At NBC's education week, select teachers taught "live" lessons

Among the mix of pages, chancellors, and mayors at NBC’s “Education Nation” outdoor museum at Rockefeller Center this week were a cadre of teachers from around the country who taught live “lessons” to the general public.

The exercise was remarkable for its lack of actual students. The lessons occurred inside one of several mini-tents on the plaza, starting at irregular hours, and the only officially invited guests were teachers, not children.

But the one teacher whose lesson I saw — Joseph Almeida, who teaches sixth grade math at KIPP Academy in the Bronx — did not let that deter him.
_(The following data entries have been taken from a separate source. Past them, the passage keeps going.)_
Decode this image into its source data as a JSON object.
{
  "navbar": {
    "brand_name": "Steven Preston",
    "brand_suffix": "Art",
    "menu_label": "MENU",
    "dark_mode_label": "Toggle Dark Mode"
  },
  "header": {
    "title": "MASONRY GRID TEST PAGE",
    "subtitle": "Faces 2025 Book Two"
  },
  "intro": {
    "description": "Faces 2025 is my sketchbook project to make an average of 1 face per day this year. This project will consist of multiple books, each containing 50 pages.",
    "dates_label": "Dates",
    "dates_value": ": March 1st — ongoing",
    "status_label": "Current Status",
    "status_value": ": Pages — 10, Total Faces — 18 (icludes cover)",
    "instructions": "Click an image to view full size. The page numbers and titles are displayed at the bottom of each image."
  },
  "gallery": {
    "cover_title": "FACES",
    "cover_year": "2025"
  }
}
He tailored his lesson, about place value, to the collection of adult tourists and passersby who gathered around him.

The principal training nonprofit New Leaders for New Schools gathered Almeida and the other roughly 50 teachers who taught public lessons through what New Leaders founder Jon Schnur described as a rigorous process. After recruiting nominations of teachers from around the country, New Leaders reviewed information ranging from the teachers’ students’ performance results to videotapes of their teaching.
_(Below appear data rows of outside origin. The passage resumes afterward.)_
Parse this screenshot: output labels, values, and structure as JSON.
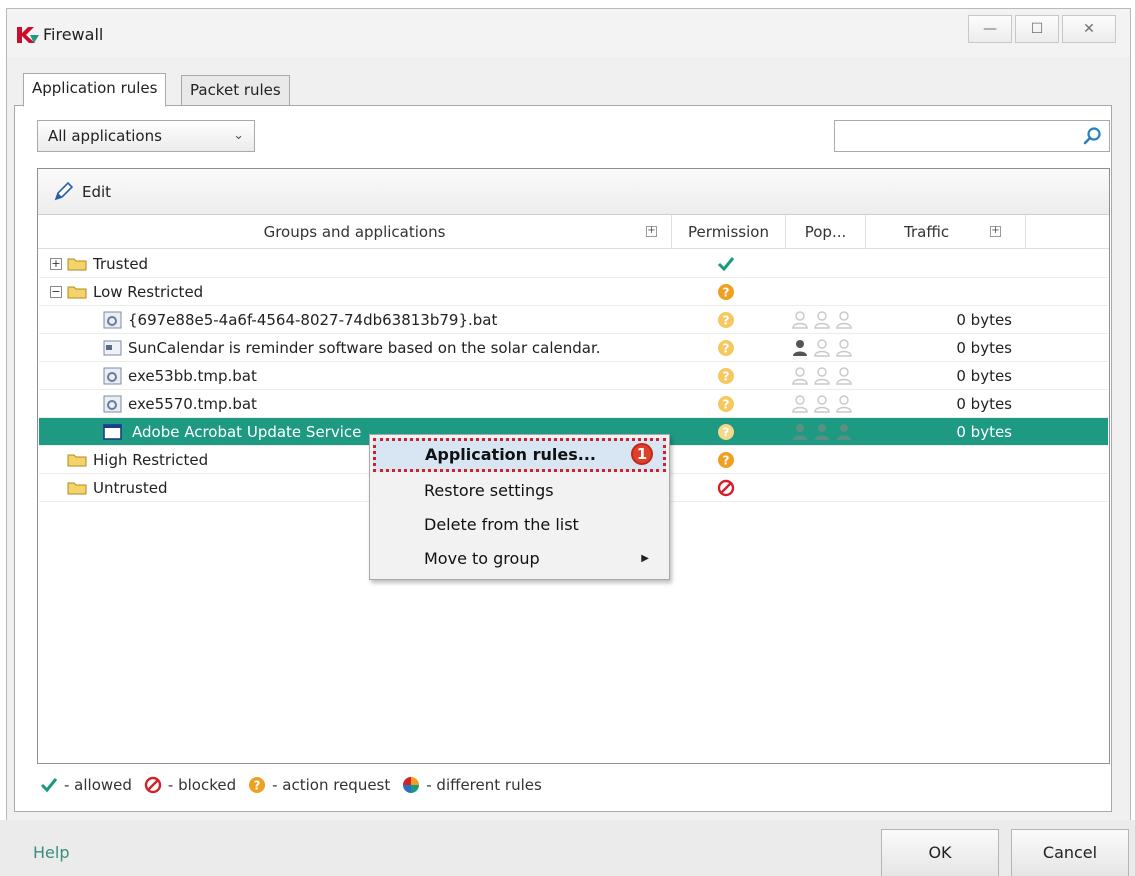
{
  "window": {
    "title": "Firewall",
    "accent": "#1f9a82"
  },
  "tabs": [
    {
      "label": "Application rules",
      "active": true
    },
    {
      "label": "Packet rules",
      "active": false
    }
  ],
  "filter": {
    "selected": "All applications",
    "search_value": ""
  },
  "toolbar": {
    "edit_label": "Edit"
  },
  "columns": {
    "name": "Groups and applications",
    "permission": "Permission",
    "popularity": "Pop...",
    "traffic": "Traffic"
  },
  "rows": [
    {
      "label": "Trusted",
      "kind": "group",
      "permission": "allowed",
      "expander": "+"
    },
    {
      "label": "Low Restricted",
      "kind": "group",
      "permission": "action-request",
      "expander": "−"
    },
    {
      "label": "{697e88e5-4a6f-4564-8027-74db63813b79}.bat",
      "kind": "app",
      "permission": "action-request",
      "popularity": 0,
      "traffic": "0 bytes"
    },
    {
      "label": "SunCalendar is reminder software based on the solar calendar.",
      "kind": "app",
      "permission": "action-request",
      "popularity": 1,
      "traffic": "0 bytes"
    },
    {
      "label": "exe53bb.tmp.bat",
      "kind": "app",
      "permission": "action-request",
      "popularity": 0,
      "traffic": "0 bytes"
    },
    {
      "label": "exe5570.tmp.bat",
      "kind": "app",
      "permission": "action-request",
      "popularity": 0,
      "traffic": "0 bytes"
    },
    {
      "label": "Adobe Acrobat Update Service",
      "kind": "app",
      "permission": "action-request",
      "popularity": 3,
      "traffic": "0 bytes",
      "selected": true
    },
    {
      "label": "High Restricted",
      "kind": "group",
      "permission": "action-request"
    },
    {
      "label": "Untrusted",
      "kind": "group",
      "permission": "blocked"
    }
  ],
  "context_menu": {
    "items": [
      {
        "label": "Application rules...",
        "highlighted": true,
        "badge": "1"
      },
      {
        "label": "Restore settings"
      },
      {
        "label": "Delete from the list"
      },
      {
        "label": "Move to group",
        "submenu": true
      }
    ]
  },
  "legend": {
    "allowed": "- allowed",
    "blocked": "- blocked",
    "action_request": "- action request",
    "different": "- different rules"
  },
  "footer": {
    "help": "Help",
    "ok": "OK",
    "cancel": "Cancel"
  },
  "colors": {
    "allowed": "#1a9a7d",
    "blocked": "#d3202a",
    "request": "#f0a020"
  }
}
The winning teachers presented their lessons live and got a free all-expenses paid trip to New York courtesy of NBC, Schnur told me.

In at least one case, a New Leaders staff person sent a last-minute e-mail message to a reporter (me) asking for recommendations of local high school teachers willing to teach at Rockefeller Center. The teacher I “nominated,” Eyal Wallenberg of the Urban Assembly School for Law and Justice in the Bronx, was selected and taught a lesson on the prisoner’s dilemma.

NBC also showcased the work of teachers who have relationships with some of the Education Nation event’s sponsors. One of these, Adam Hyman, a technology teacher at P.S. 101 in Forest Hills who does contract work with Scholastic, presented a lesson on a digital interactive chalkboard made by the company Promethean.